A: folder_id identifies a sub-folder — you can pass it back into this method to list its contents, or use it as the parent in Create Folder (RC-API-45 — Create Folder (File Repository) API). doc_id identifies an individual file in the File Repository — you can use it with other File Repository API methods (export, delete) to act on that file.

Q: I see role and dag on some folder entries but not others. Why?

A: Those fields only appear on folders that have an access restriction. A folder restricted to a specific User Role returns that role's unique name under role; a folder restricted to a Data Access Group returns the DAG's unique name under dag. Unrestricted folders (accessible to all users in the project) omit these fields entirely.

Q: Does this method list the contents of sub-folders recursively?

A: No. One call returns only the immediate children of the requested folder — sub-folders and files one level deep. To build a recursive listing, call the method once per folder and assemble the tree client-side.

Q: If a folder is DAG-restricted to a DAG I am not in, will it appear in my results?

A: Folder visibility in the API respects the same access rules as the web interface. If your API token's owner does not have access to a restricted folder, that folder will not appear in the listing. Make sure the token belongs to a user with appropriate DAG and User Role assignments before relying on this method for an audit.

Q: How can I find the folder_id of a folder I just created with RC-API-45 — Create Folder (File Repository) API?

A: The Create Folder method returns the folder_id directly in its response. You can also call List (this method) on the parent folder after creation to confirm the new folder appears and to capture its folder_id.

9. Common Mistakes & Gotchas

Expecting a recursive tree from one call. The response lists the direct children of the requested folder only. If you need a full File Repository tree, you must walk it yourself by re-calling the method for each nested folder_id.

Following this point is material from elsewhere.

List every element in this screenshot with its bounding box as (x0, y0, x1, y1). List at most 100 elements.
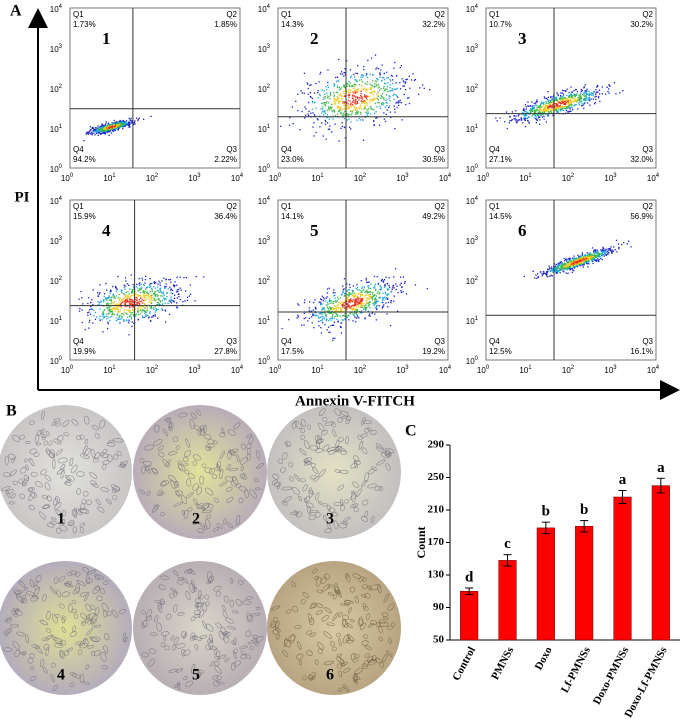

Confusing folder_id and doc_id. These are distinct identifier spaces. Passing a doc_id as folder_id (or vice versa) will either error or return the wrong thing. Check which field your target entry came from in the response.

Using the wrong permission type. This is an Export method and requires API Export privileges — unlike Create Folder (RC-API-45 — Create Folder (File Repository) API), which needs API Import/Update. Tokens with Import/Update rights but not Export rights will be denied, even if the user owning the token can view the File Repository in the web UI.

Assuming role and dag fields always appear. Your code should treat these fields as optional in each folder entry. Only restricted folders include them. Looking them up unconditionally (e.g., folder['role']) will raise a KeyError on unrestricted folders.

Not accounting for access restrictions when auditing. If the token belongs to a user who lacks access to certain DAG- or Role-restricted folders, those folders will be silently excluded from the listing. For a comprehensive inventory, use a token belonging to a user with full project access.